This text is one of the first (if not the first) studies of the phenomenon of the double as it appears in western literature and culture. It purports to be grounded in the principles of classical psychoanalysis, but is really rather disappointing on that score, and others. If you are looking for a text that catalogs 19th and early 20th century appearances of the doppelgänger in literature, this text will fit your needs. Rank describes these appearances fairly exhaustively, and he separates the examples of the doppelgänger into helpful categories. However, he touches only lightly on the psychoanalytical significance of these examples and he refrains from attempting any general theory of the doppelgänger. The final page comes close to a conclusion, but there is a certain level of ambiguity throughout which is, perhaps, justified given that he was breaking new ground.

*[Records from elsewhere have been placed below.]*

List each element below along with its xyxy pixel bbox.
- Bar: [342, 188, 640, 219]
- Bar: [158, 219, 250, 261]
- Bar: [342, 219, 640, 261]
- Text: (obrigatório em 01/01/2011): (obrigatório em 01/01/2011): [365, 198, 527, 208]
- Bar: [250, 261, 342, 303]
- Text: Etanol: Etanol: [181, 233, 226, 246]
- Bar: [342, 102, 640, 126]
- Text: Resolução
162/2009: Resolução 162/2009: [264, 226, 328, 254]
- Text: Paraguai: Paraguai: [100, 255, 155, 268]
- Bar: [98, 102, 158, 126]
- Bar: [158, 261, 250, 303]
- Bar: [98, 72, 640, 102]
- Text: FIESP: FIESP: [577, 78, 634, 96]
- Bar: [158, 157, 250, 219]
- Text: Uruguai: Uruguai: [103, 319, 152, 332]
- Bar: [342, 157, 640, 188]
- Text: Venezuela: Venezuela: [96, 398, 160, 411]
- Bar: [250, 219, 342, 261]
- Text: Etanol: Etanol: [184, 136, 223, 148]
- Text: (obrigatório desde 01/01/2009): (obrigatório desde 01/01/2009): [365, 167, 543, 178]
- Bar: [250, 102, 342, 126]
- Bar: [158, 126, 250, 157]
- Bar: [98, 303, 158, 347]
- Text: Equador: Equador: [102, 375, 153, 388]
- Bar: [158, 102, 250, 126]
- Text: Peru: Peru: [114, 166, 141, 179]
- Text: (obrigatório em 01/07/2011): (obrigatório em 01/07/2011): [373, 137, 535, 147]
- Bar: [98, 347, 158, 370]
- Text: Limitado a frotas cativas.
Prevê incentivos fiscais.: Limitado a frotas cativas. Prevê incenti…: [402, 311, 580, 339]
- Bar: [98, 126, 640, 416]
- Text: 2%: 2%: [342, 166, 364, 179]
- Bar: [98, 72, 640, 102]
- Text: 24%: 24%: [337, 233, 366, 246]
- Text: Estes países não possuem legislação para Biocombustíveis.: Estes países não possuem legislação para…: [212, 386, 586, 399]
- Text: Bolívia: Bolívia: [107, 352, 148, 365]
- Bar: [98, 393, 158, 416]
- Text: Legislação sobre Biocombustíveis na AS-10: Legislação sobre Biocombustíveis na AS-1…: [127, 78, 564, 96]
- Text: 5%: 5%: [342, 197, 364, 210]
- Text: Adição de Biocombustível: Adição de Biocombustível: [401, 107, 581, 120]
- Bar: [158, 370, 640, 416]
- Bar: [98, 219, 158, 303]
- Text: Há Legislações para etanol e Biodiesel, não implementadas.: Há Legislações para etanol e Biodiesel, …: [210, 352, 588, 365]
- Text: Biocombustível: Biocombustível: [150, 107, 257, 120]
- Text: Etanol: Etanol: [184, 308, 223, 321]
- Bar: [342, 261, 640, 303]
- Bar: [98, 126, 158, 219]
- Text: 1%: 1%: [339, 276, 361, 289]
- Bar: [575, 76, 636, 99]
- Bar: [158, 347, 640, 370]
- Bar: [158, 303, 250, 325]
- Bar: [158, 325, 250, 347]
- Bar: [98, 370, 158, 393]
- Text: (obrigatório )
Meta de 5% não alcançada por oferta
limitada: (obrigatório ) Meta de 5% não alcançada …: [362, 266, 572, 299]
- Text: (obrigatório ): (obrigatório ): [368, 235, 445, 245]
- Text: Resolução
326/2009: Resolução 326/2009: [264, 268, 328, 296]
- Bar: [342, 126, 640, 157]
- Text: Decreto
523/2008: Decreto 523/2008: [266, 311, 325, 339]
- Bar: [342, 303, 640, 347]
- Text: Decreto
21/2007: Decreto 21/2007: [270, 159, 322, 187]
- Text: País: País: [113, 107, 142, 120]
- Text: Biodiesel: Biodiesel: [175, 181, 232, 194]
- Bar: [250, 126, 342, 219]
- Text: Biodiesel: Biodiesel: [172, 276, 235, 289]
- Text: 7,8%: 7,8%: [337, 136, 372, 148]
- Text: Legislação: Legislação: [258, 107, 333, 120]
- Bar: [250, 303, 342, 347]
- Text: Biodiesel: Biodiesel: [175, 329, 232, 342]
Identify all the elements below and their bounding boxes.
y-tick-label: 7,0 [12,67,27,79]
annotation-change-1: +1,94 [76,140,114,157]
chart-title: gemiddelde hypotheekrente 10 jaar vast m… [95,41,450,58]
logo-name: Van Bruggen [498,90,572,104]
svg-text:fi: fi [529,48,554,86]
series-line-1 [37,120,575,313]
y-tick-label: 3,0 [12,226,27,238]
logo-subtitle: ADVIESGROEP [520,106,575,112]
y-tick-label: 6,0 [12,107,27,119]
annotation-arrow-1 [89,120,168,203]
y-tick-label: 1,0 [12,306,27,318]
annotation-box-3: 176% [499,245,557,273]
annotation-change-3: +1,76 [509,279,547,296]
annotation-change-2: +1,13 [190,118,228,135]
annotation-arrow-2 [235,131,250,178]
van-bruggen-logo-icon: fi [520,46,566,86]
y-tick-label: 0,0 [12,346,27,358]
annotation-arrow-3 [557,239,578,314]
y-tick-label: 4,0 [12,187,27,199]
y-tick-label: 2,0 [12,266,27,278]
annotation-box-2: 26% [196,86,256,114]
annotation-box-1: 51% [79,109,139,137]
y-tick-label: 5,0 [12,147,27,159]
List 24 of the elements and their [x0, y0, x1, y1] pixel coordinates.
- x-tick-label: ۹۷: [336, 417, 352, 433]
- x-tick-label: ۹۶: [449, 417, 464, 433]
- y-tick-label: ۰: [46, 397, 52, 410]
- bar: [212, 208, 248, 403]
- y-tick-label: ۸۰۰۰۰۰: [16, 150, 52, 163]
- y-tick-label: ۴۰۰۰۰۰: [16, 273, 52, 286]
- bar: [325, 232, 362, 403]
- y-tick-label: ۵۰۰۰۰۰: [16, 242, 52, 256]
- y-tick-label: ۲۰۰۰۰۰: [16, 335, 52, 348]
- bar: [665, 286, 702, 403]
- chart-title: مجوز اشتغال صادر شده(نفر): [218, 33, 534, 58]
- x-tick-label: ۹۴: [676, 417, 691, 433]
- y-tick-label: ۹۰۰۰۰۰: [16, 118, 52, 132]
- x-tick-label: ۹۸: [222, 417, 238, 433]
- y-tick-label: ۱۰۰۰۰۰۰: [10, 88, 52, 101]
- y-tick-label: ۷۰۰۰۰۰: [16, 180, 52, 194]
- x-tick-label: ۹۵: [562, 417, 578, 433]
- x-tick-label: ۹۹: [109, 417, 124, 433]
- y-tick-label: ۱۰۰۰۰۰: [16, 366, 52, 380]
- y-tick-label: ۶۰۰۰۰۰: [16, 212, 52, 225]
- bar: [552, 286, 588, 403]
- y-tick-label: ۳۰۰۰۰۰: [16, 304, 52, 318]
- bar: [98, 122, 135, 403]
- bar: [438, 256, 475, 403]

It is also important to remember that the book is dated and therefore limited in scope. For example, Rank spends time discussing the mental trials and traumas of the authors who use the motif, ascribing an autobiographical basis for its employment. This is potentially the case in some of his examples but is not relevant in contemporary terms. Rank makes some general points about how and why the double appears, i.e. the paradoxical case of the suicide who destroys himself, projecting his fear onto the double, in order to escape the fear of death. Chiefly he defers to Freud, leaving to him the finer points of psychoanalytical theory which may be said to underlie the appearance of the double. (See for example Freud's essays 'The Uncanny', 'Beyond the Pleasure Principle', etc.) Rank provides a chapter on the anthropological significance of the doppelgänger, but the chapter disintegrates into a further survey of the literary appearances of the motif, which had already been covered ad infinitum in the previous chapter.
There are a handful of contemporary studies of the doppelgänger which are far more in depth, although they are also heavily theoretical (see Vardoulakis, Webber). Rank's study is brief, a mere 86 pages. It is certainly helpful and worth the read, but it remains only a preliminary study of this phenomenon.